Rawsky also cites an illumination of sun and moon as "the cosmos and its sorrow": the idea of sorrow fits the PMB Moon card, but the sun card is not the cosmos. I would think the ascended Virgin as imaged by the Moon and the ascended Christ by the Sun might be a possibility. Christ as the Sun would fit the Charles VI and BAR Sun (if we see the lady with the distaff as Clotho, the Fate that cuts the thread of life), but not these decks' Moon. The BAR's Star card also fits, as it seems to depict the three wise men looking at the Star of Bethlehem.
The PMB's Moon card only partly fits this interpretation. Her sorrowful look is that, sometimes depicted in Renaissance Madonnas, of Mary unconsciously knowing her child's fate. Yet the bridle, the symbol of restrained lust, does not fit the Virgin's innate purity, and is certainly not something the Virgin was ever depicted being sorrowful about.. And the child with the Sun does not look much like the Christ child. I suspect that other infuences are at work. The PMB Sun and Moon, like the other 4 second-artist cards, are in my opinion very late. Ross (
http://www.trionfi.com/0/i/r/11.html) has shown how the PMB Fortitude card derives from a manuscript by Petrus Bonus. That manuscript was the basis for the decan images at the Schifanoia (as Ross observes), working on which, 1469-1470, is where I think Benedetto Bembo would have picked up his frequently cited Ferrarese influences. You will note Ross's dating of the card, c. 1475. In the late 1460s or early 1470s (or even the late 1460s) there might have been input from Filelfo's studies of Proclus (the relevant text verified from the inventory of his books) and the Chaldean Oracles, or, in Florence, Ficino's studies of the same texts. I have developed this point elsewhere, in the Plethon thread on Aeclectic.

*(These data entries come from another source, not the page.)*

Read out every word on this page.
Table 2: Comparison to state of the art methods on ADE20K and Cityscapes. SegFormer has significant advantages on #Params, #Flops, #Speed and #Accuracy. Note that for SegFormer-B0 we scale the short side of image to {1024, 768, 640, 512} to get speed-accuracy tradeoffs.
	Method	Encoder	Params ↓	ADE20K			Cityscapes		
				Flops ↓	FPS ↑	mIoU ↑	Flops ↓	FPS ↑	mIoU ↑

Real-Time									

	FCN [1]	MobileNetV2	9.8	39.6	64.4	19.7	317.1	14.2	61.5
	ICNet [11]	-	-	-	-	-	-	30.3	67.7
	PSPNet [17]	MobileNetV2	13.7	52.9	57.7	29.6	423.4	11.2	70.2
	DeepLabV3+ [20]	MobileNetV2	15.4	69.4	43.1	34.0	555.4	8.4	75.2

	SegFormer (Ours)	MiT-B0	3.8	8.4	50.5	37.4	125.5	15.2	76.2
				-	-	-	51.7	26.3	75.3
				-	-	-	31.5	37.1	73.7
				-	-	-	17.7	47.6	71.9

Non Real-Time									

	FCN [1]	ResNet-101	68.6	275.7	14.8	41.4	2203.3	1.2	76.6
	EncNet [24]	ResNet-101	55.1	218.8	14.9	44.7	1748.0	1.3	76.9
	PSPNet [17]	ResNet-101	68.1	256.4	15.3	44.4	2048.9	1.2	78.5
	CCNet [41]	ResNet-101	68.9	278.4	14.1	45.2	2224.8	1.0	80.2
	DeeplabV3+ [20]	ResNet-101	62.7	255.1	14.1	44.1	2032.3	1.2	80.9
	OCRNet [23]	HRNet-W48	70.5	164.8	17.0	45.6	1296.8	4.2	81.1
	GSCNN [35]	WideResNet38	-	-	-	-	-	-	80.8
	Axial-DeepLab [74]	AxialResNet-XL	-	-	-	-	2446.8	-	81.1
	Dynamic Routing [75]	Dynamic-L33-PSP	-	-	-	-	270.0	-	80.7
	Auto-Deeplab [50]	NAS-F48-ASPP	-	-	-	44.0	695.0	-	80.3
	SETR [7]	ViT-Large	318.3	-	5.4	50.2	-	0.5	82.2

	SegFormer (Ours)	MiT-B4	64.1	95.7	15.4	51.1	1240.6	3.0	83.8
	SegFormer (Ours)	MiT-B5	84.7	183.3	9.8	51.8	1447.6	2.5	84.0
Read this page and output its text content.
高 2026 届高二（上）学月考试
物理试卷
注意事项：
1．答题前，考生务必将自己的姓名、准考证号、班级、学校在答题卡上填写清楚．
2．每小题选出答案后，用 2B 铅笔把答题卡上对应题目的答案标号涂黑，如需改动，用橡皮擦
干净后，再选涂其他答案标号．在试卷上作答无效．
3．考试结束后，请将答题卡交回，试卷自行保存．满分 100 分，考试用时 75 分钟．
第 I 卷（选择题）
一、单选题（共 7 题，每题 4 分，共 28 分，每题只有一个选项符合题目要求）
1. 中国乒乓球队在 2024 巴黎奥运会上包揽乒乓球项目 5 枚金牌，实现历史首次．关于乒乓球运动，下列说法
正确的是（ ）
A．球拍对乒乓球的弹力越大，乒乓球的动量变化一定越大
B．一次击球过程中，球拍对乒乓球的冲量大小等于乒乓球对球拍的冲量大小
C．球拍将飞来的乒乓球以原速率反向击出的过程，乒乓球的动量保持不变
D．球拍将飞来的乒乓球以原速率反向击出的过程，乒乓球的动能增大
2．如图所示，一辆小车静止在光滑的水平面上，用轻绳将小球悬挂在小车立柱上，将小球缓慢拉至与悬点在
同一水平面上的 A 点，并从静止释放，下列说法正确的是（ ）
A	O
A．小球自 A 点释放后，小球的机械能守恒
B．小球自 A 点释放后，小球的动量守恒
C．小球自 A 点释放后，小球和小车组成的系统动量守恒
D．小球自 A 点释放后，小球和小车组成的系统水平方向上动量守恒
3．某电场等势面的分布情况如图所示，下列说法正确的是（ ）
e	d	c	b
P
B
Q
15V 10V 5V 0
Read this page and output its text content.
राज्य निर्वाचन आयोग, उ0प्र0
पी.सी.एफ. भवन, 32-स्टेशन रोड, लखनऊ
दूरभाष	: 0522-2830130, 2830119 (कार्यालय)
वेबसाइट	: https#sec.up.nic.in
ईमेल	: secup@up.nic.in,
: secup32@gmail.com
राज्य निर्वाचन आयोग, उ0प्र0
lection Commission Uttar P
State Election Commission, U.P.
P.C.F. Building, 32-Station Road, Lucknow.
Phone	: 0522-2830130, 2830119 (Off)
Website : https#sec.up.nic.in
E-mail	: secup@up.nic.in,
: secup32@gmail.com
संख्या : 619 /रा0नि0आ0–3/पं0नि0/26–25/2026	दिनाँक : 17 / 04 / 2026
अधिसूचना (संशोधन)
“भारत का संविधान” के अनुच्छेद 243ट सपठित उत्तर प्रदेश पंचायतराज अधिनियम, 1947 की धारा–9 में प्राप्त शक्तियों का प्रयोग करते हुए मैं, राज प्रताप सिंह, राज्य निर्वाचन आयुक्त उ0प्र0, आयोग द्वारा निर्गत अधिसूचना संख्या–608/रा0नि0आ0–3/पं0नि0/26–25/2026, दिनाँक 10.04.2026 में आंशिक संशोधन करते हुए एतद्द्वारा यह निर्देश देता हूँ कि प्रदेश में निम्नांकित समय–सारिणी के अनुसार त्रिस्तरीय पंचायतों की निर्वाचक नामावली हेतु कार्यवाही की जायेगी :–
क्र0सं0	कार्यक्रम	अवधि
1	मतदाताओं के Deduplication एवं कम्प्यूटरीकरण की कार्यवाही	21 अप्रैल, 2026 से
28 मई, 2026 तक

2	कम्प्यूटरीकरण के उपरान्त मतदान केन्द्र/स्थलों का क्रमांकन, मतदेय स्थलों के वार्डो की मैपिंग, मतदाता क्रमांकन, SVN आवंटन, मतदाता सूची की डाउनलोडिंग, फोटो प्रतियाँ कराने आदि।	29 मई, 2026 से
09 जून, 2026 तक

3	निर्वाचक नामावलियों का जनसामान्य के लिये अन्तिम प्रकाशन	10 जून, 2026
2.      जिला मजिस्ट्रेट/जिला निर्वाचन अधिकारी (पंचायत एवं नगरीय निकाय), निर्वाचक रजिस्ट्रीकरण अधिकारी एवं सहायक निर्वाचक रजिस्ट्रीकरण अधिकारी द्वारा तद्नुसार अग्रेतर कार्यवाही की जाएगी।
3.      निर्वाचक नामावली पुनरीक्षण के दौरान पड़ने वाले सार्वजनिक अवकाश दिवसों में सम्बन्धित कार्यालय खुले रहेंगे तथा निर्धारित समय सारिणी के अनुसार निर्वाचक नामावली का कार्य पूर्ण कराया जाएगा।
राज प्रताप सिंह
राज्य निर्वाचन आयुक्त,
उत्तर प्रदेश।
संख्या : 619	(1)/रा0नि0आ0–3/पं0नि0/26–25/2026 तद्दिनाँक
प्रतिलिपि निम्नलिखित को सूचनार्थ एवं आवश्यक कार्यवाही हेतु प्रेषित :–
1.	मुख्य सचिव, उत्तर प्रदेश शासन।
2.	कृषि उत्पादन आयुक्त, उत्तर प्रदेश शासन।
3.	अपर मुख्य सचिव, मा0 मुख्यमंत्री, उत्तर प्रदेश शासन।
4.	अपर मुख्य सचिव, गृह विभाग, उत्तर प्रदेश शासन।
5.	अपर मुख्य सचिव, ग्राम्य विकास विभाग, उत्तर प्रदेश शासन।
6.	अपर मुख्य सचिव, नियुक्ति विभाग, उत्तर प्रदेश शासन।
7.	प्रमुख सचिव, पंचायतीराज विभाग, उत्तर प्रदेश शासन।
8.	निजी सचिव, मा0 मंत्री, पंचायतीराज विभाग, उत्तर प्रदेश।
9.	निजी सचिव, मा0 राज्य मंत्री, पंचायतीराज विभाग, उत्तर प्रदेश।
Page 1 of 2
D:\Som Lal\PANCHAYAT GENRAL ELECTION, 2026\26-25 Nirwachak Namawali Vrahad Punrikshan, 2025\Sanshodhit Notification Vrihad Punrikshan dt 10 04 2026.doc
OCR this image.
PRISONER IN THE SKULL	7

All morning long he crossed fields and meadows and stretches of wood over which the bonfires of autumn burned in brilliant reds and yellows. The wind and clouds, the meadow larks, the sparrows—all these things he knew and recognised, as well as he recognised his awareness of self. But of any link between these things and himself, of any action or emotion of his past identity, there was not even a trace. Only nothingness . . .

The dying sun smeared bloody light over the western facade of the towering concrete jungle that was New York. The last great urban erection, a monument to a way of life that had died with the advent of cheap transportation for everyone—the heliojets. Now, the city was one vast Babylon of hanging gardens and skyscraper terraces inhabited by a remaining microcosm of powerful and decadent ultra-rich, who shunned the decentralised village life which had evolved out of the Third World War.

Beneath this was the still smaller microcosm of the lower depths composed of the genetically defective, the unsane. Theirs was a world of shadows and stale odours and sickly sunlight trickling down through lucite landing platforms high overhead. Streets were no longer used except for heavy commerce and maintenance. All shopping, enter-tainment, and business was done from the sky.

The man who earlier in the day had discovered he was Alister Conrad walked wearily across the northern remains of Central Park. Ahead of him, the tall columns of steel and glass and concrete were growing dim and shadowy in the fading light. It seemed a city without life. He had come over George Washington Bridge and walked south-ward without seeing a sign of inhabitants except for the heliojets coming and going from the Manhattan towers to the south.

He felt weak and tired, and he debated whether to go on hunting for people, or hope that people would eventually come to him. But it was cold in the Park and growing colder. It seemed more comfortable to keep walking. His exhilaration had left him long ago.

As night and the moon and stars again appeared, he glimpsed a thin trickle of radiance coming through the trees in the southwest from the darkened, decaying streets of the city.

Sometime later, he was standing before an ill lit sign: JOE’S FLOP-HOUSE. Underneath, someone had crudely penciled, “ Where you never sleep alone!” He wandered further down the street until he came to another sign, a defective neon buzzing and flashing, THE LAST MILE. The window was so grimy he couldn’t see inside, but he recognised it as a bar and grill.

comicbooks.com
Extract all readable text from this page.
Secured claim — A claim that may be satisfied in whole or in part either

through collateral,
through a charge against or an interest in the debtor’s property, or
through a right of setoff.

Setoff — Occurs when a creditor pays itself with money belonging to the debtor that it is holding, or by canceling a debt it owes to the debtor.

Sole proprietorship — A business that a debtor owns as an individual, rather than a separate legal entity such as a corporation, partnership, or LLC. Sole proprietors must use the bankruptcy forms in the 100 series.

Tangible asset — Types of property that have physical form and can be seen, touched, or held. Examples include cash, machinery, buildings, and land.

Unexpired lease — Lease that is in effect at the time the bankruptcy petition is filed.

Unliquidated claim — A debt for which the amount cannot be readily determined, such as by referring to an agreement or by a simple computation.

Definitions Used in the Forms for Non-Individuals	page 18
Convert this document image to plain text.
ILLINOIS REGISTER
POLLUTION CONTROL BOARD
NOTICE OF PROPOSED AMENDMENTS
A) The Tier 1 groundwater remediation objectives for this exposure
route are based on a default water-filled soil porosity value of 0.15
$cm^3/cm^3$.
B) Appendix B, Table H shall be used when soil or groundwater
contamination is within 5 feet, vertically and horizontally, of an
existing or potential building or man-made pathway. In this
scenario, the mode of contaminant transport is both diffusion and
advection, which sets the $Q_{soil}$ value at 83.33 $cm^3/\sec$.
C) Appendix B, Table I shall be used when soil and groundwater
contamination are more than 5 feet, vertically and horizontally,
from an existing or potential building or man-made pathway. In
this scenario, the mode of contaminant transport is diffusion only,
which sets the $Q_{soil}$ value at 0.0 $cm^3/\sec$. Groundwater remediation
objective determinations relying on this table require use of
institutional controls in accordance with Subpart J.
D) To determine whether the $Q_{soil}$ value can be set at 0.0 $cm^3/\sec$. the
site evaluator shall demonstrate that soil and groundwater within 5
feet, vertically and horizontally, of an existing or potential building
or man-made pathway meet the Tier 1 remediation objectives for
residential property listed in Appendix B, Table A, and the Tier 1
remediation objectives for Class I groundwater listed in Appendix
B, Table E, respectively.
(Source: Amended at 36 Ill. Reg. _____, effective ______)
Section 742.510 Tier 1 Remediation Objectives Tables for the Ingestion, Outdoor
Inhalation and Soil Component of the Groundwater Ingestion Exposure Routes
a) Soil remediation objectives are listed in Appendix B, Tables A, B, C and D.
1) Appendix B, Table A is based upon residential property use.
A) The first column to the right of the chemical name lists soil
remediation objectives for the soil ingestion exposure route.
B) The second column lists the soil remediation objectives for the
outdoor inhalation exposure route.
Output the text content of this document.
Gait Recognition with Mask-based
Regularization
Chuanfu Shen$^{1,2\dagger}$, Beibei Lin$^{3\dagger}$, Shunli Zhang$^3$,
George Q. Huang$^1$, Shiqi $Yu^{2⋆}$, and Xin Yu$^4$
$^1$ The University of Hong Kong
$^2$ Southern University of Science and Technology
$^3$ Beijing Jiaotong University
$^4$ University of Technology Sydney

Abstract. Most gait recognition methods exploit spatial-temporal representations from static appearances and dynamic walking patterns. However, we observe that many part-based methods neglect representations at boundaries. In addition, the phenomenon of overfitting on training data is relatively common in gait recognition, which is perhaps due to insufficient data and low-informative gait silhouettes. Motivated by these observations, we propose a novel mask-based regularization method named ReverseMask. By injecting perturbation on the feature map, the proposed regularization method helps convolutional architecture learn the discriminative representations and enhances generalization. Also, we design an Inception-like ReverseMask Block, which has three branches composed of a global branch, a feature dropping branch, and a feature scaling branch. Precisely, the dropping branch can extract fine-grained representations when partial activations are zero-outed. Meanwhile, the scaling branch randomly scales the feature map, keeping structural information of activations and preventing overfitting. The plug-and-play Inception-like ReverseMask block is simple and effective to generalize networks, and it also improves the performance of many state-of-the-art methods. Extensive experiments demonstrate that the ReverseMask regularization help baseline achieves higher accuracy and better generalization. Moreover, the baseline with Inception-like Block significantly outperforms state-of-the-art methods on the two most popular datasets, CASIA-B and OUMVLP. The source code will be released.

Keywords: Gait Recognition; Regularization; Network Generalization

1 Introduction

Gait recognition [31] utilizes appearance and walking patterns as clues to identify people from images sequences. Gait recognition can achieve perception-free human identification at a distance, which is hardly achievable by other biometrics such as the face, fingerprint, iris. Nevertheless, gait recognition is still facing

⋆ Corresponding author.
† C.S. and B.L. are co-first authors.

In addition, I think the passage in Revelation about "the bright and morning star" could be cited, in a general way, and also the brightness of the New Jerusalem, greater than the sun. In that general way, the celestials are firstly representatives of the Triumph of Time. And second, as preparing the way for the Triumph of Eternity, through representing the Star of Bethlehem, the Virgin Mary, and the Christ, also anticipating the events of the Apocalypse. This interpretation fits the BAR best (2 cards) but also the PMB (in a general way, with some changes between first artist and second). The Moon card, while clearly representing Time, is harder to place in this "anticipation of Eternity" framework than the Star card, except by postulating an earlier "Virgin Mary" themed card now lost. The same is true for the Sun card, as Christ.
If the celestials represent Time, what does that do to my hypothesis that the Hermit represented Time in the CY-type? I am not sure. One possibility is that in expanding the deck, three cards were seen as better than one, and with more potential for a Christian message. So the Hermit was simply moved to an earlier place in the deck, losing his association to Time and, little by little, even his hourglass. Another possibility is that there never was a Hermit in the CY-type (I mean, c. 1440), or that there were both a Hermit and at least one of the Celestials. The Sun has the most associations to Time of the three. I visualize a card with just a big sun on it, as we do see in an odd Sun card that appears separate from any deck, or perhaps something like the BAR and Charles VI, which shows the triumph over fate and hence anticipates the triumph of eternity.